Prof. Dr. Musa Kazım YILMAZ

Prof. Dr. Musa Kazım YILMAZ

Tevekkül

Tevekkül kelimesi lügatte “acz içinde kalıp rızkı hususunda başkasına itimat etmek” anlamındadır. [bkz. Lisanu’l-Arab, (وكل) meddesi] Allah’a tevekkül eden de, Allah’a karşı acizliğini hissedip ona itimat eden kimsedir. Allah’a tevekkül eden, başta rızkı olmak üzere her şeyinin Allah’ın hazinesinden geldiğine inanır. Bediüzzaman tevekkülü imanla irtibatlandırıyor ve gerçek tevekkülün imandan kaynaklandığını ifade ederek özetle şöyle diyor:

İman, hem nurdur hem kuvvettir. Evet, hakiki imanı elde eden adam, kâinata meydan okuyabilir ve imanın kuvvetine göre olayların baskısından kurtulabilir. (تَوَكَّلْتُ عَلَى اللهِ) der, hayat gemisinde, güvenle, dağ gibi olayların dalgaları içinde hayatına devam eder. Bütün ağırlıklarını her şeye kadir olan Allah’a emanet eder, rahatla dünyadan göçer, berzahta istirahat eder.” [23. Söz, 3. Nokta]
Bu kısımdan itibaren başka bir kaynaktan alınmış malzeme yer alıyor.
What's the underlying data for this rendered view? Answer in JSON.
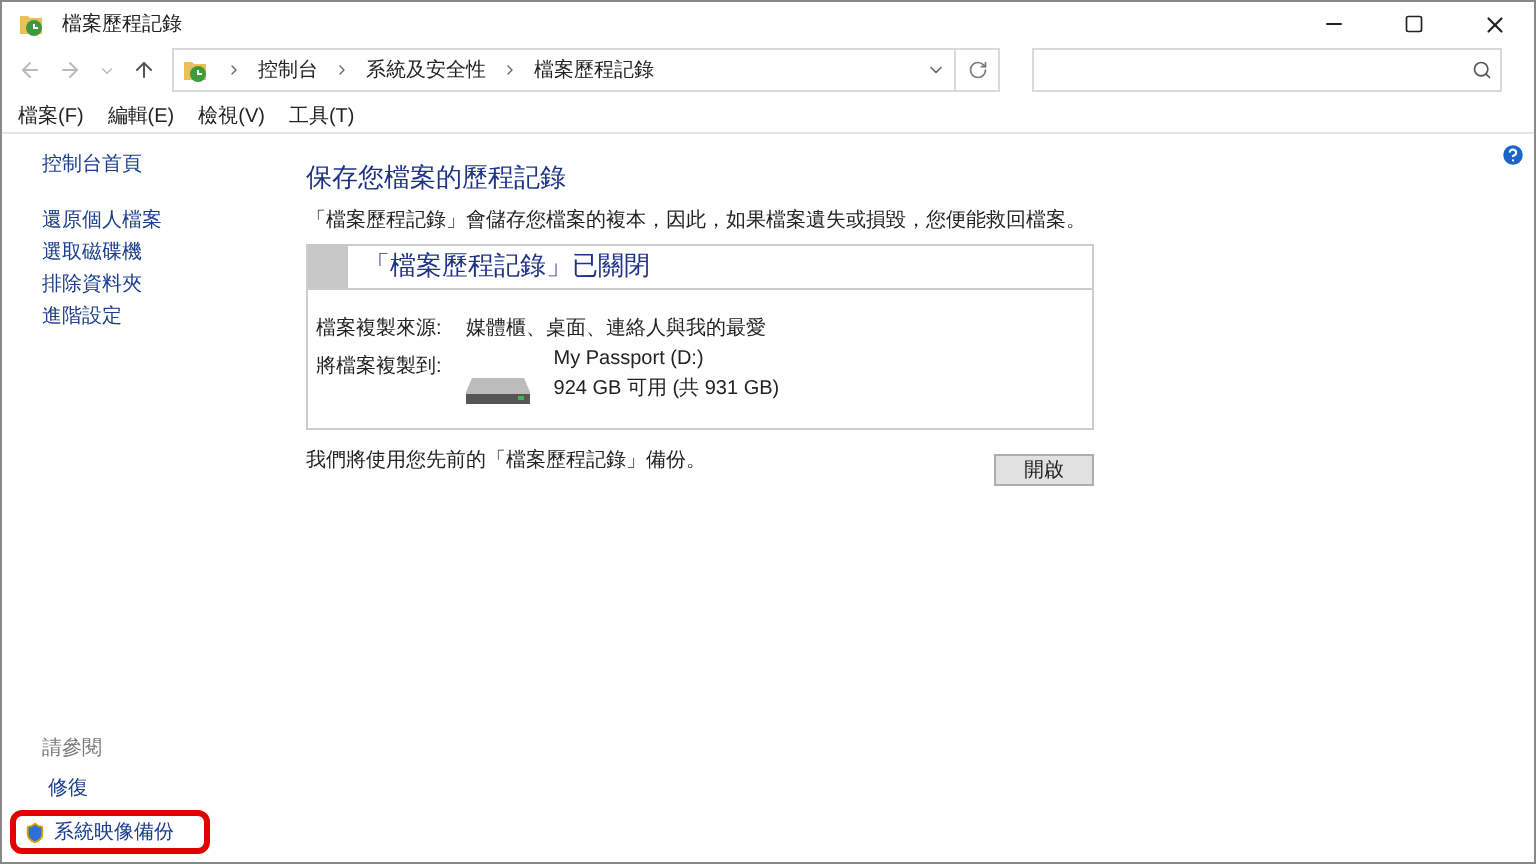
{
  "window": {
    "title": "檔案歷程記錄"
  },
  "breadcrumb": [
    "控制台",
    "系統及安全性",
    "檔案歷程記錄"
  ],
  "menu": [
    "檔案(F)",
    "編輯(E)",
    "檢視(V)",
    "工具(T)"
  ],
  "sidebar": {
    "links": [
      {
        "label": "控制台首頁"
      },
      {
        "label": "還原個人檔案"
      },
      {
        "label": "選取磁碟機"
      },
      {
        "label": "排除資料夾"
      },
      {
        "label": "進階設定"
      }
    ],
    "see_also": {
      "title": "請參閱",
      "items": [
        {
          "label": "修復",
          "kind": "plain",
          "highlighted": false
        },
        {
          "label": "系統映像備份",
          "kind": "shield",
          "highlighted": true
        }
      ]
    }
  },
  "main": {
    "heading": "保存您檔案的歷程記錄",
    "description": "「檔案歷程記錄」會儲存您檔案的複本，因此，如果檔案遺失或損毀，您便能救回檔案。",
    "status": {
      "title": "「檔案歷程記錄」已關閉",
      "source_label": "檔案複製來源:",
      "source_value": "媒體櫃、桌面、連絡人與我的最愛",
      "target_label": "將檔案複製到:",
      "drive_name": "My Passport (D:)",
      "drive_space": "924 GB 可用 (共 931 GB)"
    },
    "note": "我們將使用您先前的「檔案歷程記錄」備份。",
    "button": "開啟"
  }
}
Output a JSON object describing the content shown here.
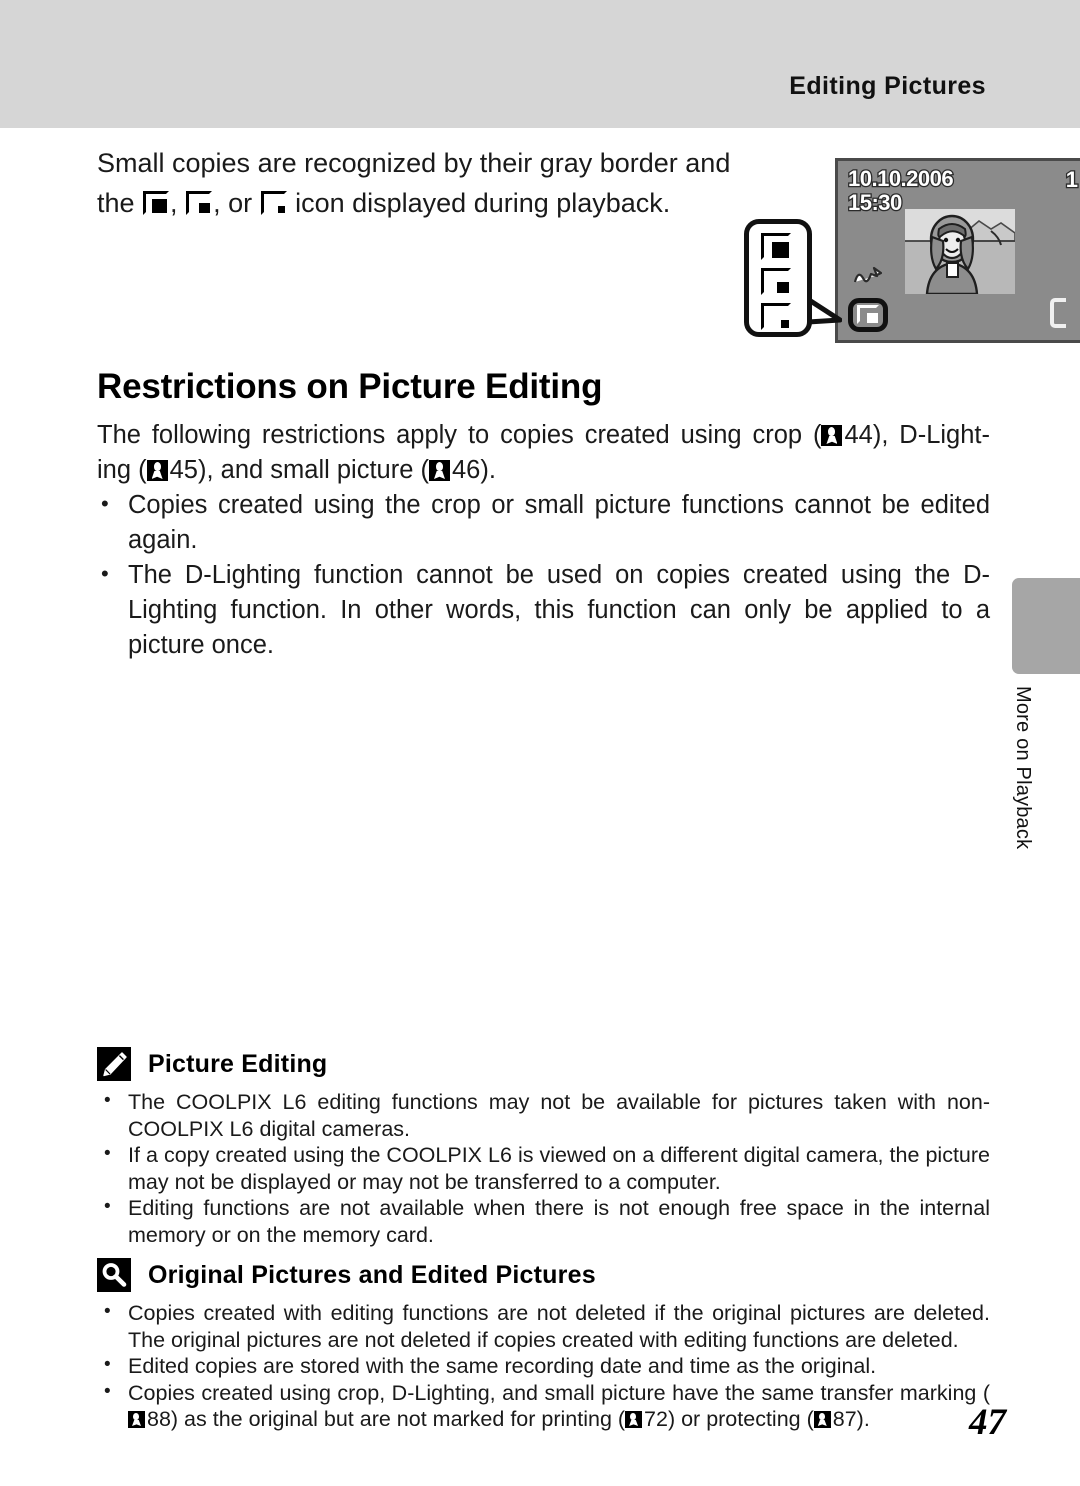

Ne var ki, “tevekkül” kelimesinin lügat tanımında yer alan “rızkı hususunda başkasına itimat etmek” manası yanlış anlaşılmalara yol açabiliyor. Yani insanlar hiç çalışmadan, sebeplere teşebbüs etmeden, “Madem rızkı veren Allah’tır, ben ne diye çalışayım. Ona tevekkül etmem yeterlidir” diyerek tevekkülü su-i istimal edebiliyorlar. Bazıları da maddi sebeplere itimat ederek, arzu ettikleri sonucun mutlaka gerçekleşeceğine inanıyorlar. Bu tehlikeyi gören Bediüzzaman tevekkülün yanlış anlaşılmaması için ciddi bir uyarıda bulunmuştur. Özetle şöyle der:

Fakat yanlış anlama! Tevekkül, sebepleri tümüyle reddetmek değildir. Aksine tevekkül eden kişi sebepleri, kudret-i ilahiyenin bir perdesi olarak görmelidir. Sebeplere teşebbüs etmeyi de, bir nevi dua-yi fiilî telakki ederek sebeplerin sonucunu yalnız Cenab-ı Hak’tan istemeli, neticeleri ondan bilmeli ve ona minnettar olmalıdır.”[23. Söz. a.y.]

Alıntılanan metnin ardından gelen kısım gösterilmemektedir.